Meine früheste Jugenderinnerung ist eine kleine Heldentat, die sich vielleicht deswegen meinem Gedächtnisse so fest einprägte, weil sie einen bleibenden Einfluß auf die Entwicklung meines Charakters ausgeübt hat. Meine Eltern lebten bis zu meinem achten Lebensjahre in meinem Geburtsorte Lenthe bei Hannover, wo mein Vater das einem Herrn von Lenthe gehörige »Obergut« gepachtet hatte. Ich muß etwa fünf Jahre alt gewesen sein und spielte eines Tages im Zimmer meines Vaters, als meine drei Jahre ältere Schwester Mathilde laut weinend von der Mutter ins Zimmer geführt wurde. Sie sollte ins Pfarrhaus zu ihrer Strickstunde gehen, klagte aber, daß ein gefährlicher Gänserich ihr immer den Eintritt in den Pfarrhof wehre und sie schon wiederholt gebissen habe. Sie weigerte sich daher entschieden, trotz alles Zuredens der Mutter, ohne Begleitung in ihre Unterrichtsstunde zu gehen. Auch meinem Vater gelang es nicht, ihren Sinn zu ändern; da gab er mir seinen Stock, der ansehnlich größer war als ich selbst, und sagte: »Dann soll Dich Werner hinbringen, der hoffentlich mehr Courage hat wie Du.« Mir hat das wohl zuerst etwas bedenklich geschienen, denn mein Vater gab mir die Lehre mit auf den Weg: »Wenn der Ganter kommt, so geh ihm nur mutig entgegen und haue ihn tüchtig mit dem Stock, dann wird er schon fortlaufen!« Und so geschah es. Als wir das Hoftor öffneten, kam uns richtig der Gänserich mit hoch aufgerichtetem Halse und schrecklichem Zischen entgegen. Meine Schwester kehrte schreiend um, und ich hatte die größte Lust, ihr zu folgen, doch ich traute dem väterlichen Rate und ging dem Ungeheuer, zwar mit geschlossenen Augen, aber tapfer mit dem Stocke um mich schlagend, entgegen. Und siehe, jetzt bekam der Gänserich Furcht und zog sich laut schnatternd in den Haufen der auch davonlaufenden Gänse zurück.

Es ist merkwürdig, welch tiefen, dauernden Eindruck dieser erste Sieg auf mein kindliches Gemüt gemacht hat. Noch jetzt, nach fast 70 Jahren, stehen alle Personen und Umgebungen, die mit diesem wichtigen Ereignisse verknüpft waren, mir klar vor Augen.
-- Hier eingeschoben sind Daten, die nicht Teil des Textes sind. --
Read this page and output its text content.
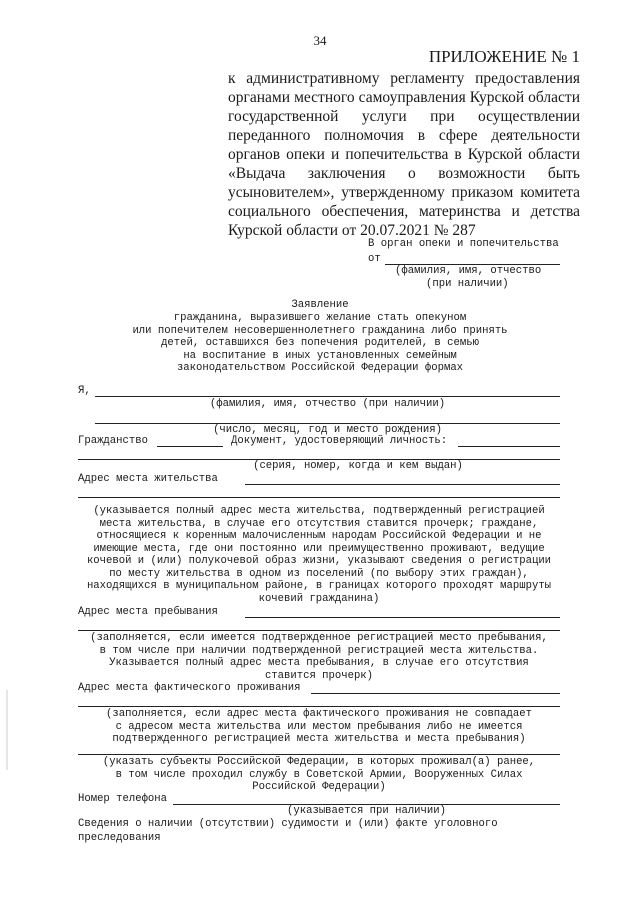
34
ПРИЛОЖЕНИЕ № 1
к административному регламенту предоставления
органами местного самоуправления Курской области
государственной услуги при осуществлении
переданного полномочия в сфере деятельности
органов опеки и попечительства в Курской области
«Выдача заключения о возможности быть
усыновителем», утвержденному приказом комитета
социального обеспечения, материнства и детства
Курской области от 20.07.2021 № 287
В орган опеки и попечительства
от
(фамилия, имя, отчество
(при наличии)
Заявление
гражданина, выразившего желание стать опекуном
или попечителем несовершеннолетнего гражданина либо принять
детей, оставшихся без попечения родителей, в семью
на воспитание в иных установленных семейным
законодательством Российской Федерации формах
Я,
(фамилия, имя, отчество (при наличии)
(число, месяц, год и место рождения)
Гражданство	Документ, удостоверяющий личность:
(серия, номер, когда и кем выдан)
Адрес места жительства
(указывается полный адрес места жительства, подтвержденный регистрацией
места жительства, в случае его отсутствия ставится прочерк; граждане,
относящиеся к коренным малочисленным народам Российской Федерации и не
имеющие места, где они постоянно или преимущественно проживают, ведущие
кочевой и (или) полукочевой образ жизни, указывают сведения о регистрации
по месту жительства в одном из поселений (по выбору этих граждан),
находящихся в муниципальном районе, в границах которого проходят маршруты
кочевий гражданина)
Адрес места пребывания
(заполняется, если имеется подтвержденное регистрацией место пребывания,
в том числе при наличии подтвержденной регистрацией места жительства.
Указывается полный адрес места пребывания, в случае его отсутствия
ставится прочерк)
Адрес места фактического проживания
(заполняется, если адрес места фактического проживания не совпадает
с адресом места жительства или местом пребывания либо не имеется
подтвержденного регистрацией места жительства и места пребывания)
(указать субъекты Российской Федерации, в которых проживал(а) ранее,
в том числе проходил службу в Советской Армии, Вооруженных Силах
Российской Федерации)
Номер телефона
(указывается при наличии)
Сведения о наличии (отсутствии) судимости и (или) факте уголовного
преследования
An dasselbe knüpft sich die einzige mir gebliebene Erinnerung an das Aussehen meiner Eltern in ihren jüngeren Jahren, und unzählige Male hat mich in späteren schwierigen Lebenslagen der Sieg über den Gänserich unbewußt dazu angespornt, drohenden Gefahren nicht auszuweichen, sondern sie durch mutiges Entgegentreten zu bekämpfen.
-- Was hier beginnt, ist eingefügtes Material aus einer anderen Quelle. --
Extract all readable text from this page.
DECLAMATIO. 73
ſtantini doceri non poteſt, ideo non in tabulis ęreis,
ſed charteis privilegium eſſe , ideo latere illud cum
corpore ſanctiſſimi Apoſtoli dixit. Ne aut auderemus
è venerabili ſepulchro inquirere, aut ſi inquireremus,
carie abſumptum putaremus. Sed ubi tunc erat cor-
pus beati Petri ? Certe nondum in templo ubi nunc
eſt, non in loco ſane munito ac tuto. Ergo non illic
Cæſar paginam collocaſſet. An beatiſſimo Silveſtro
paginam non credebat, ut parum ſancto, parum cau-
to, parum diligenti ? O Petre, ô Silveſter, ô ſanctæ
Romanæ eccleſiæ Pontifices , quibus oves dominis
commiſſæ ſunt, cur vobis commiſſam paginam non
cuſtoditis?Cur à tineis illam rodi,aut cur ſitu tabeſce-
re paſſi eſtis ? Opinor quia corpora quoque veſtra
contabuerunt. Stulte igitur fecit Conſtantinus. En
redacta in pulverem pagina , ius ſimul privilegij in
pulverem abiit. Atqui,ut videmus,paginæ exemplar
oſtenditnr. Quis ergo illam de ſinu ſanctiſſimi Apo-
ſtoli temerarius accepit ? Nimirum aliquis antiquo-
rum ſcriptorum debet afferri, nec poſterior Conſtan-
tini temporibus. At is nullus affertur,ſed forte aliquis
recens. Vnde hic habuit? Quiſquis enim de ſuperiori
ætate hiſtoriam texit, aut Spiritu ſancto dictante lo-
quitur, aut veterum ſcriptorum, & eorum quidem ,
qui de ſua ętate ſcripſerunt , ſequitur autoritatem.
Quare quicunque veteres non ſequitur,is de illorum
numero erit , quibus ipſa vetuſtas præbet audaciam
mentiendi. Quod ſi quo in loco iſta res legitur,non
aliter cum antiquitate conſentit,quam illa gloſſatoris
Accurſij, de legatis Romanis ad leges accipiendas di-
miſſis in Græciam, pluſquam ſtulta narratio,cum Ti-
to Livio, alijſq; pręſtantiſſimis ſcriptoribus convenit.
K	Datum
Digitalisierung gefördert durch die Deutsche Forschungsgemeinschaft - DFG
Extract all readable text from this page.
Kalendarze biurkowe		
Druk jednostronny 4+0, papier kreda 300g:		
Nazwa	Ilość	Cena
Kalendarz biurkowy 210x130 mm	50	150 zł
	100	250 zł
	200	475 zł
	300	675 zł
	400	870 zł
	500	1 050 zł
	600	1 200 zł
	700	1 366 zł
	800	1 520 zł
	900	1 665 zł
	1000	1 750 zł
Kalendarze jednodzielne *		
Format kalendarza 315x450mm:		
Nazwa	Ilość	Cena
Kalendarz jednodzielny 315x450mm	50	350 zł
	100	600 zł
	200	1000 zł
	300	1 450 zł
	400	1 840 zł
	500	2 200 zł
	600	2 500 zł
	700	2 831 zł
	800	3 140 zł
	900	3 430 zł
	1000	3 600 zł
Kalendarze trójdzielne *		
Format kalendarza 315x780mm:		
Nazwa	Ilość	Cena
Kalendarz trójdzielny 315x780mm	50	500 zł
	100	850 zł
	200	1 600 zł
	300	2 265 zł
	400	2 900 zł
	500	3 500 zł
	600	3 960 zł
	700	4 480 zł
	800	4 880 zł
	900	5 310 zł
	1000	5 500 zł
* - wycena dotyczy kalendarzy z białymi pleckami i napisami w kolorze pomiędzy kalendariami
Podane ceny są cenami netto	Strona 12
Mein Vater entstammte einer seit dem Dreißigjährigen Kriege am nördlichen Abhange des Harzes angesessenen, meist Land- und Forstwirtschaft treibenden Familie. Eine alte Familienlegende, die von neueren Familienhistorikern allerdings als nicht erwiesen verworfen wird, erzählt, daß unser Urahn mit den Tillyschen Scharen im Dreißigjährigen Kriege nach Norddeutschland gekommen sei und Magdeburg mit erstürmt, dann aber eine den Flammen entrissene Magdeburger Bürgerstochter geheiratet habe und mit ihr nach dem Harz gezogen sei. – Wie schon die Existenz eines getreulich geführten Stammbaums, die in bürgerlichen Familien ja etwas Seltenes ist, beweist, hat in der Familie Siemens immer ein gewisser Zusammenhang obgewaltet. In neuerer Zeit trägt die alle fünf Jahre in einem Harzort stattfindende Familienversammlung sowie eine im Jahre 1876 begründete Familienstiftung dazu bei, diesen Zusammenhang der heute sehr ausgebreiteten Familie zu befestigen.
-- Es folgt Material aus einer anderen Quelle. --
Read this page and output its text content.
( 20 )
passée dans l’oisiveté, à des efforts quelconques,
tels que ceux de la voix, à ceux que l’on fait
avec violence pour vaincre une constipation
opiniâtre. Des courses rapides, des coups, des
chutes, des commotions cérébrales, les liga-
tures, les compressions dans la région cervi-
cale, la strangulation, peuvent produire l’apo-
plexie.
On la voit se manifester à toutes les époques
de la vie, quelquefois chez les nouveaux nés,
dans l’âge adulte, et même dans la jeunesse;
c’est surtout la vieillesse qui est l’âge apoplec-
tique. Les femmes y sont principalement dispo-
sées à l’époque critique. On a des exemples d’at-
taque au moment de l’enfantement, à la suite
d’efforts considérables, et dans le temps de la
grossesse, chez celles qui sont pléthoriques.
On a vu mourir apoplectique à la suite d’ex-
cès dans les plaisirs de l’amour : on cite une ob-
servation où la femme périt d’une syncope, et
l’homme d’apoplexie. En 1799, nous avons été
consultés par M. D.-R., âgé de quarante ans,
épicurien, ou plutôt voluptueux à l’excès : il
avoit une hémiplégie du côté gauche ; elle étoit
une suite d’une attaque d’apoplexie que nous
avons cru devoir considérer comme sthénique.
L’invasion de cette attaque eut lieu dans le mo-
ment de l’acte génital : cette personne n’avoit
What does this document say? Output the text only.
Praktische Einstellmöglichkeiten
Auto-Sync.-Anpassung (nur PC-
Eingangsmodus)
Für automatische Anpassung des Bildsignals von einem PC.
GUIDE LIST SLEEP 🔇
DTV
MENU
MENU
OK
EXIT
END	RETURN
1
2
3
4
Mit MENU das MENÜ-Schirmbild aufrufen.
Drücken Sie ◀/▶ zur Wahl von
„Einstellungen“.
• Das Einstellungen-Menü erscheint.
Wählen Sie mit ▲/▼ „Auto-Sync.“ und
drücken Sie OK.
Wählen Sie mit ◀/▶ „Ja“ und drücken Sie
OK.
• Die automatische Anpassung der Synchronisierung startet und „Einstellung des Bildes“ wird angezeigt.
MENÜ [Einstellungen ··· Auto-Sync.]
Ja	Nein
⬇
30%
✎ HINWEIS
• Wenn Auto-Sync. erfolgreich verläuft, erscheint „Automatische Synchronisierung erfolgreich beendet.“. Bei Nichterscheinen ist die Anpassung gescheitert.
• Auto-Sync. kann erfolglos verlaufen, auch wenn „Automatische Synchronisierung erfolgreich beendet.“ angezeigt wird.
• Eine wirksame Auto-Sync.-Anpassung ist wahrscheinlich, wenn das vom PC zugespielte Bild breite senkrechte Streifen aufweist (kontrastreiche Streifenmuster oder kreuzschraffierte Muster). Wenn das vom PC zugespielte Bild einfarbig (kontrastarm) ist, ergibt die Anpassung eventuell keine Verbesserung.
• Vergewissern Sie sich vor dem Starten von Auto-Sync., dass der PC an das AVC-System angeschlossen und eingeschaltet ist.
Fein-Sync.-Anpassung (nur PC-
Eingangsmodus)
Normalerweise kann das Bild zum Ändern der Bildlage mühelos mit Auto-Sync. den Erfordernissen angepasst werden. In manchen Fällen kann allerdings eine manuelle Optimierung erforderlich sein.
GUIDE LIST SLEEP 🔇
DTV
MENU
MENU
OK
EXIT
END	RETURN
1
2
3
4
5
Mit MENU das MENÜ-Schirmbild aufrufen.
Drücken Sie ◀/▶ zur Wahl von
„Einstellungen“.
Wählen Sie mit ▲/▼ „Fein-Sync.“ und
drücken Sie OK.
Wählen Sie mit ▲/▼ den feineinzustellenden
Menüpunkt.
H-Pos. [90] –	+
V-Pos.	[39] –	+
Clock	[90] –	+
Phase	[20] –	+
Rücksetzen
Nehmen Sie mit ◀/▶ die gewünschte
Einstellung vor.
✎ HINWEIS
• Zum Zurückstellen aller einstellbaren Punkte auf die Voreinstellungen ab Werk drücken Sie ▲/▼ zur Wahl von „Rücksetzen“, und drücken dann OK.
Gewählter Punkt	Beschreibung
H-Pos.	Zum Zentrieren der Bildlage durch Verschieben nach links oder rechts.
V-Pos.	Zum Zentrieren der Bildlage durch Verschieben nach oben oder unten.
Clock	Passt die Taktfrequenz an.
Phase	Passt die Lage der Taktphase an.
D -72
Wie die meisten Siemens war auch mein Vater sehr stolz auf seine Familie und erzählte uns Kindern häufig von Angehörigen derselben, die sich im Leben irgendwie hervorgetan hatten. Ich erinnere mich aber aus diesen Erzählungen außer meines Großvaters mit seinen 15 Kindern, von denen mein Vater das jüngste war, nur noch eines Kriegsrats Siemens, der eine gebietende Stellung im Rate der freien Stadt Goslar innehatte, gerade in der Zeit, als die Stadt ihre Reichsunmittelbarkeit verlor. Mein Großvater hatte den Gutsbesitz des Reichsfreiherrn von Grote, bestehend aus den Gütern Schauen und Wasserleben am nördlichen Fuße des Harzes, gepachtet. Wasserleben war der Geburtsort meines Vaters. Unter den Jugendgeschichten, die der Vater uns Kindern gern erzählte, sind mir zwei in lebhafter Erinnerung geblieben.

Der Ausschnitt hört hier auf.